S&P Global Ratings Forecasts that Indian Currency, Inflation may not Face Significant Pressure from Ongoing Geopolitical Situation
By Ankur Chandra | Updated at: Sep 30, 2025 12:49 PM IST

New Delhi, June 24: S&P Global Ratings has forecasted that Indian currency and inflation will not face significant pressure from ongoing geopolitical situation.
Vishrut Rana, an Economist at S&P Global Ratings, highlighted that despite some recent volatility, Brent crude oil prices are still below last year’s levels. A year ago, Brent crude traded around USD 85 per barrel. Currently, prices have seen a further dip, particularly after the announcement of a potential ceasefire between Israel and Iran, which brought oil prices down to approximately USD 69 per barrel.
“This will help contain both current account outflows and domestic energy price pressures. While energy prices may rise moderately, the path of food prices will have a higher impact on inflation. Overall, we do not expect significant pressure on the Indian rupee or inflation,” said Rana.

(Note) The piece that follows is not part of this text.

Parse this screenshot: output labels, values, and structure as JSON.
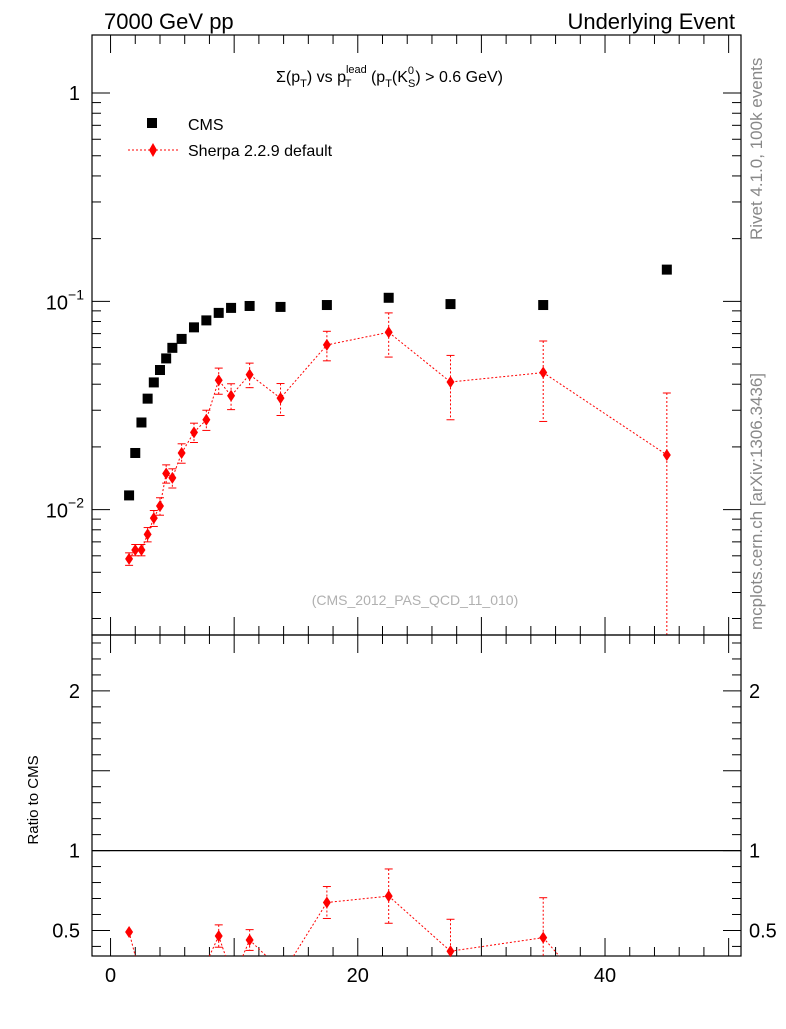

Rupee Shows Strength in Morning Trade
Reflecting the positive impact of easing global oil prices and developments regarding the ceasefire, the Indian rupee opened stronger on Tuesday at ₹86.13 against the US dollar. This marks a 65-paise appreciation compared to its closing rate on Monday.
India’s economy is notably reliant on energy imports, with over 85% of its crude oil and nearly half of its natural gas being sourced from abroad. A substantial portion of these imports originates from the Middle East, making the region’s stability a crucial factor for India’s trade balance and its inflation outlook.
Inflation and Currency Outlook for 2025
S&P Global Ratings has outlined its projections for India’s key economic indicators:
- Inflation: S&P anticipates India’s inflation to average 4% in 2025, a decrease from 4.6% in 2024.
- Currency (Rupee): The agency forecasts a slight weakening of the rupee, expecting it to reach ₹87.5 per US dollar by the end of 2025, compared to ₹86.6 at the end of 2024.
While geopolitical tensions might lead to temporary volatility in the rupee due to increased global risk aversion, S&P believes that current energy price levels would act as a protective cushion against major shocks.
Global Conflict Impact on Growth Still Limited
Regarding broader economic implications, Vishrut Rana noted that the current conflict’s impact on global growth remains modest at this juncture. However, he cautioned that prolonged geopolitical tensions could pose a downside risk to overall economic momentum.
In a separate development, S&P Global Ratings has revised India’s GDP growth forecast for the current fiscal year (FY26) upwards to 6.5%. This optimistic revision is driven by expectations of a normal monsoon season, continued lower crude oil prices, and the potential for monetary policy support. India’s strong domestic demand resilience is also seen as a key factor in mitigating potential economic slowdowns.
Bottom Line
While global geopolitical developments will always be on the radar, S&P Global Ratings’ assessment suggests that India’s economy is relatively well-positioned to manage potential fallout, thanks to favourable energy price trends and robust domestic fundamentals. Today’s rupee appreciation further underscores this resilience.